Two new educational gag orders were adopted in March, and two more in April. After reviewing these gag orders in this month’s Roundup, we examine a troubling new trend in censorship legislation that affects higher education: a shift from bills that ban lists of so-called “divisive concepts” in classroom instruction, toward a new class of bills that specifically restrict the content of curricula, including majors, minors, and general education. Not only are these new bills equally censorious compared to the older model, they are more brazen and have the potential to be much more destructive to the basic functioning of university life.

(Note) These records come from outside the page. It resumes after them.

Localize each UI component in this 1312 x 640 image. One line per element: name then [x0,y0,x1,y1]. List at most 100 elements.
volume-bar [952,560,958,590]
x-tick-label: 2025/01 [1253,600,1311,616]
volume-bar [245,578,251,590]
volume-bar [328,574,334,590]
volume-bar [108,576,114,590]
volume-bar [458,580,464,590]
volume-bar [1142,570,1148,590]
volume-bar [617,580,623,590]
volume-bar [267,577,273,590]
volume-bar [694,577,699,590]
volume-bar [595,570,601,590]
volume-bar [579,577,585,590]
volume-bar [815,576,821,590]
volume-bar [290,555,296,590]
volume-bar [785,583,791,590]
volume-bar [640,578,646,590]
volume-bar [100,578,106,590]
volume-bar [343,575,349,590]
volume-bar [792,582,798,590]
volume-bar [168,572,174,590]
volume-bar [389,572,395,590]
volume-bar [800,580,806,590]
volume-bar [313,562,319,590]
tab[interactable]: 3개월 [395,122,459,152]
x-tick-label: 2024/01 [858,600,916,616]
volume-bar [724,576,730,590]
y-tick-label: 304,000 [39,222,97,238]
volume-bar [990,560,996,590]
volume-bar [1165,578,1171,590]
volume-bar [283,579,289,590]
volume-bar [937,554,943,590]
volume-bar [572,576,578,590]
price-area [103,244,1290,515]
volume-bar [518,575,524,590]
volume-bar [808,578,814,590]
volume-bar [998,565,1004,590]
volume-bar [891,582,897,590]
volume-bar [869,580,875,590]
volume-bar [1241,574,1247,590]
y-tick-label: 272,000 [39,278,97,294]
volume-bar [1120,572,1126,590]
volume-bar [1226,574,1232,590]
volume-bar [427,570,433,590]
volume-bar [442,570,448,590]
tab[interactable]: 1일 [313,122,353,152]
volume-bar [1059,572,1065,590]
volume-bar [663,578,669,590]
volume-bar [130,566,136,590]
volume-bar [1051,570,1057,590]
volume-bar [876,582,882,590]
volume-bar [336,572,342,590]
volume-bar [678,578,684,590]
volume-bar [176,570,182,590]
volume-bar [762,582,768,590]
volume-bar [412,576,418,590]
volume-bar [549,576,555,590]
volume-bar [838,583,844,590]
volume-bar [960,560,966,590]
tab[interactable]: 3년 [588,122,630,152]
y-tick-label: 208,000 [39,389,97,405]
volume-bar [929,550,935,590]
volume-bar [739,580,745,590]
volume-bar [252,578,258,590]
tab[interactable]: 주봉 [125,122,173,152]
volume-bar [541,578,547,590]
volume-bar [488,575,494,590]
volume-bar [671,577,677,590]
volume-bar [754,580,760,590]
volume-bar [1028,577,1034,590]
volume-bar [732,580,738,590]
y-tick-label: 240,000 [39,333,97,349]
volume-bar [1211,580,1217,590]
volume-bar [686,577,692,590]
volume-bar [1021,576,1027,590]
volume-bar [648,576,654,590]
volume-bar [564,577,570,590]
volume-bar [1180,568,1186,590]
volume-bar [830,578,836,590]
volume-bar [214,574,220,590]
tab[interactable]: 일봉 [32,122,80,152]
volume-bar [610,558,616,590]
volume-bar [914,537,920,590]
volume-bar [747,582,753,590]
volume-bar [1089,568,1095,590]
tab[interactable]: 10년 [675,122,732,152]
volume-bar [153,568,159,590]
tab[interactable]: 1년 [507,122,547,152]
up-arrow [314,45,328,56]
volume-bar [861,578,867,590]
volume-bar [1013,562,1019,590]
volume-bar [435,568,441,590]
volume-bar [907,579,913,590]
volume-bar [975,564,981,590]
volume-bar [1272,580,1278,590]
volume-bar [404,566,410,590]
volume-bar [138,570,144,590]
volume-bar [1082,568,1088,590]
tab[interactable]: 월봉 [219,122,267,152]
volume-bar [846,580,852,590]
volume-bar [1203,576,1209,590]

  • Since January 2021, 306 educational gag order bills have been introduced in 45 different states 
  • 22 have become law in 16 states (3 are not currently in effect)
  • 2 additional states have enacted educational gag orders via policies or executive orders
  • 118 million Americans live in the 18 states where an educational gag order is in effect
  • 87 educational gag orders are currently live

Of those currently live:

  • 78 target K-12 schools
  • 25 target higher education
  • 40 include an avenue for punishment for those found in violation

....

From Classroom Censorship to Curricular Control

For supporters of educational gag orders in higher education, this has been a year of setbacks. Since 2021, their greatest victory to date has been the passage in Florida of HB 7, also known as the Individual Freedom Act or the Stop W.O.K.E. Act, which prohibits faculty in public (and potentially private) colleges and universities from providing any instruction that “espouses, promotes, advances, inculcates, or compels [belief in]” certain ideas deemed discriminatory by the state. In both structure and purpose, the law is a naked attempt to suppress faculty speech. 

But in November 2022, a federal judge stayed these provisions, finding that they violated the First Amendment rights of individual faculty to express themselves in the classroom. It was a major defeat for gag order supporters, and has been followed in recent weeks by the failure of similar bills. Utah’s HB 451, which failed to pass in the state Senate, would have barred public college and university faculty from asking students their opinions about “anti-racism,” “implicit bias,” and “critical race theory” as part of any course or degree requirement. In North Dakota, HB 1446 was amended to remove provisions implicating faculty speech, before it also failed to pass. And in West Virginia, where last year lawmakers came within minutes came within minutes of passing a higher ed gag order, this year’s version died a quiet death in committee. 

Unfortunately, conservative policy analysts who support educational gag orders have taken note and are adjusting their strategy accordingly. One such analyst is Adam Kissel, a visiting fellow in the Heritage Foundation’s Center for Education Policy. In a December 2022 piece for The Federalist, Kissel offers what he calls “the smart lawmaker’s guide” to writing EGOs that will stand up in court. According to Kissel, legislators should stop trying to restrict the constitutionally protected speech of individual faculty members. Instead, they should target public higher ed where it is most vulnerable: at the level of curriculum. Writes Kissel:

Consider the subject of astrology. It would be reasonable for a department of astronomy, its university, or its state legislature to make a determination that astrology readings are an unserious waste of time. Accordingly, campus policy or the law may require that there be no assigned astrology texts, no astrology units, and no astrology courses at the university. None of this would prevent astrology from being discussed in the classroom incidentally, from any viewpoint. The point is that it will have no place in the regular curriculum.